Ein zweites Comeback kündigt sich an: Johannes Voggenhuber liebäugelt offenbar damit, für die Liste Pilz bei der EU-Wahl im Frühjahr 2019 anzutreten. Zwar dementiert der 68-Jährige Berichte, wonach seine Kandidatur bereits fix sei – „Es gibt keine Vereinbarung“, sagt er im KURIER-Gespräch –, gesteht auf Nachfrage aber ein: „Ja, es reizt mich natürlich.“

Er sei ein „leidenschaftlich politischer Mensch. Wenn ich sehe, welchen Europakurs Schwarz-Blau einschlägt und die Opposition reihum versagt, ist das für mich schwer erträglich“, erklärt er. Es fehle ein effizienter Widerstand gegen die Allianz der Rechtspopulisten auf EU-Ebene. In Hinblick auf den EU-Ratsvorsitz sei das Bild, das Österreich abgebe, „verheerend“.

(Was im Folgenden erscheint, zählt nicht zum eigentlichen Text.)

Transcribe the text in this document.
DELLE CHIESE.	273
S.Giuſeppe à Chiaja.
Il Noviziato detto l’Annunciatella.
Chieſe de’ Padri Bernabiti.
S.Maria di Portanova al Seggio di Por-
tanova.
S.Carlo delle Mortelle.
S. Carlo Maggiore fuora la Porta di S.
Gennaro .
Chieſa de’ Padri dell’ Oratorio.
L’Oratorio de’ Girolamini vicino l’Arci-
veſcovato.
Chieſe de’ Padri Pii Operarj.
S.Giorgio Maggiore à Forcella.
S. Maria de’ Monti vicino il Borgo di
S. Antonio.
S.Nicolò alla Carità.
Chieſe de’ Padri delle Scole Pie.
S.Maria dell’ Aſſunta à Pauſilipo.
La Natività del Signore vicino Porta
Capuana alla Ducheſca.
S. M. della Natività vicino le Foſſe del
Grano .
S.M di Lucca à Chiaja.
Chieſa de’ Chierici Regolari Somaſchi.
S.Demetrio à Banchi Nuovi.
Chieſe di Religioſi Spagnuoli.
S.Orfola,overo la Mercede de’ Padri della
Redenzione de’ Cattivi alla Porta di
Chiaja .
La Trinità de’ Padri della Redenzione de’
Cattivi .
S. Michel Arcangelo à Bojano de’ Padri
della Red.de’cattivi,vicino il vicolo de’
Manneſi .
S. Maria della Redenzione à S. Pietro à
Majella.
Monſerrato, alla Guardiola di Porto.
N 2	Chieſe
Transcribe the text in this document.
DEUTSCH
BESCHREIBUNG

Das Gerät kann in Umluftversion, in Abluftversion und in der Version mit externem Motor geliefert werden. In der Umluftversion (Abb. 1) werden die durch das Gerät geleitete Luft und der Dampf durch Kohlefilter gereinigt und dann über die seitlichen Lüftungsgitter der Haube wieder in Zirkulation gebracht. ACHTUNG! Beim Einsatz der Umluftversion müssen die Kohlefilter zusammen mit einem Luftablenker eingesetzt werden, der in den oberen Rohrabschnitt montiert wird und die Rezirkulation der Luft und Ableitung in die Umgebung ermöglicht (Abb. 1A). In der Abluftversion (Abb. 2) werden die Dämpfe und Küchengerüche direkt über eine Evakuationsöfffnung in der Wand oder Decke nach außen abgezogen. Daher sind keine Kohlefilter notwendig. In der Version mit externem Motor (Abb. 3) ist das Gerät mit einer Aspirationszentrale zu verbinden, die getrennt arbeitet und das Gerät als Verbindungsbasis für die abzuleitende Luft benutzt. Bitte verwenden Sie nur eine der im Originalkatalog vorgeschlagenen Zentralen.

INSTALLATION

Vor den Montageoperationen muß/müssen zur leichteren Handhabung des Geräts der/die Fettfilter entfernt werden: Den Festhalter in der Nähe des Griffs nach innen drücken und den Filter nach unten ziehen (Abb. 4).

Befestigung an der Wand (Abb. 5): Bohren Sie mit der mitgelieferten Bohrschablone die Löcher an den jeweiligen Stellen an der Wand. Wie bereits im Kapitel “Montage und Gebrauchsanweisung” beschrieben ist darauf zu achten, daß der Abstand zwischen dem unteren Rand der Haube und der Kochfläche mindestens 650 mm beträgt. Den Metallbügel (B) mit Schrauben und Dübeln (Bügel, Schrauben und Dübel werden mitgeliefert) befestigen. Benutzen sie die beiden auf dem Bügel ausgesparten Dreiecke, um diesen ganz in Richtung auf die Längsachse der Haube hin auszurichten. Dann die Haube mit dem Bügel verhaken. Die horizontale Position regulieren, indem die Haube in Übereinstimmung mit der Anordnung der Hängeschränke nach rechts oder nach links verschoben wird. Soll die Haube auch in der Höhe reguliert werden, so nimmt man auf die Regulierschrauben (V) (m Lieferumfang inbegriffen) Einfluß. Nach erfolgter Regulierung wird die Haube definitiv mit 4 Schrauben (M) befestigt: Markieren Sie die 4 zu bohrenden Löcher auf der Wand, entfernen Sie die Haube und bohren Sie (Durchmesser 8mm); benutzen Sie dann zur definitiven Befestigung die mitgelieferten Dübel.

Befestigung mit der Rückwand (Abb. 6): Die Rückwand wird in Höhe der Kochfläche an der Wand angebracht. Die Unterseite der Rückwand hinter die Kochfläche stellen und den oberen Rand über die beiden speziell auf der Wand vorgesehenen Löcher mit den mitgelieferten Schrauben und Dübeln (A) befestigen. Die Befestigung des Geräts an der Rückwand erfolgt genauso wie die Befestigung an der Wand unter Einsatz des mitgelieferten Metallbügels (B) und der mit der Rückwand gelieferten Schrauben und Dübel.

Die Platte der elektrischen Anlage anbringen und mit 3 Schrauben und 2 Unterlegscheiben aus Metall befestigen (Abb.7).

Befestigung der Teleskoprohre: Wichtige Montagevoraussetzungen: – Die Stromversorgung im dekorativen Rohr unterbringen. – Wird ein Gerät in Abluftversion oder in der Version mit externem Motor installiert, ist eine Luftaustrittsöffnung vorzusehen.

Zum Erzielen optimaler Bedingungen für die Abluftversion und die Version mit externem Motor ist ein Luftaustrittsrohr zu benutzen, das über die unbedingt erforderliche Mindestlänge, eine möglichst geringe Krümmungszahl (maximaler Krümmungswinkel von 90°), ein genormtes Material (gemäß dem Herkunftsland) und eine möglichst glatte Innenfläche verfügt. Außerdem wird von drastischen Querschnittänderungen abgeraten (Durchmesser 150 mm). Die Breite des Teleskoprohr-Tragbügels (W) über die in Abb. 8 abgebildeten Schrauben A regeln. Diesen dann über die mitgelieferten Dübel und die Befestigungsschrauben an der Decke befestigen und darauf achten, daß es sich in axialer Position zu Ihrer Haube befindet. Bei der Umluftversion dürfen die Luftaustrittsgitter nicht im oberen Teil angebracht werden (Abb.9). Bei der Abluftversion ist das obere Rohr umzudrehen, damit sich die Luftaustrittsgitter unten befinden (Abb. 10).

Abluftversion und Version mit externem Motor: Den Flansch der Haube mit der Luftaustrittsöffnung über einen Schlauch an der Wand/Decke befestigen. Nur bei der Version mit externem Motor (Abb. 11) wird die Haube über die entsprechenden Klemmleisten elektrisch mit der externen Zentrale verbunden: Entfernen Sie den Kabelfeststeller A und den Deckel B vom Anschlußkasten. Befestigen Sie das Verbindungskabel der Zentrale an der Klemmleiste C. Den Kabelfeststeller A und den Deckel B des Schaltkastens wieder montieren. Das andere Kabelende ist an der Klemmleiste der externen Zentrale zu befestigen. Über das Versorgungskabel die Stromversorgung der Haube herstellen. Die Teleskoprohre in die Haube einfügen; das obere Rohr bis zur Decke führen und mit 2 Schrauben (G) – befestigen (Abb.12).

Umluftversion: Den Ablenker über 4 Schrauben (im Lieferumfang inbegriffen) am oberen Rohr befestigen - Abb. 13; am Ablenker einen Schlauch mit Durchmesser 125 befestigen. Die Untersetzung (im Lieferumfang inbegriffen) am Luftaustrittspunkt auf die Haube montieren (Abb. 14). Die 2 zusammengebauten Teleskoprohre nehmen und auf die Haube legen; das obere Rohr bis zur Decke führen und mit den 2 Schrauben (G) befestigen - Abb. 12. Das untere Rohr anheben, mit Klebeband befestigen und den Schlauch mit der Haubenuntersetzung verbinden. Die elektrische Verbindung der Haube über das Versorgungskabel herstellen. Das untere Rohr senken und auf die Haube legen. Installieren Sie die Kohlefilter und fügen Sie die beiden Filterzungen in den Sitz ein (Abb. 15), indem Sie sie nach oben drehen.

In Richtung EU-Wahl sagt er: „Ich sehe, dass die Grünen keinen Fuß mehr auf den Boden bekommen, sie könnten aus dem EU-Parlament fliegen. Und die Liste Pilz kommt eventuell nicht hinein.“ Darüber führe er Gespräche mit Peter Pilz, für die Frage nach der Kandidatur sei ja noch Zeit.

Auch Noch-Klubchef Peter Kolba hält sich bedeckt: „Die Liste Pilz wird sicher bei der EU-Wahl antreten, in welcher Konstellation, ist offen.“

Voggenhuber und Pilz verbindet eine lange Freundschaft – und ein gemeinsames Schicksal: Pilz ist ja vor der Nationalratswahl 2017 nicht auf seinen gewünschten Listenplatz gewählt worden, und kehrte den Grünen dann den Rücken. Ähnlich war es Voggenhuber 2009 bei der Listenwahl zur EU-Wahl ergangen: Er unterlag im Kampf um Platz 1 nur knapp gegen Ulrike Lunacek. Dabei galt er für die Grünen in der EU lange als Votegetter, als Zugpferd.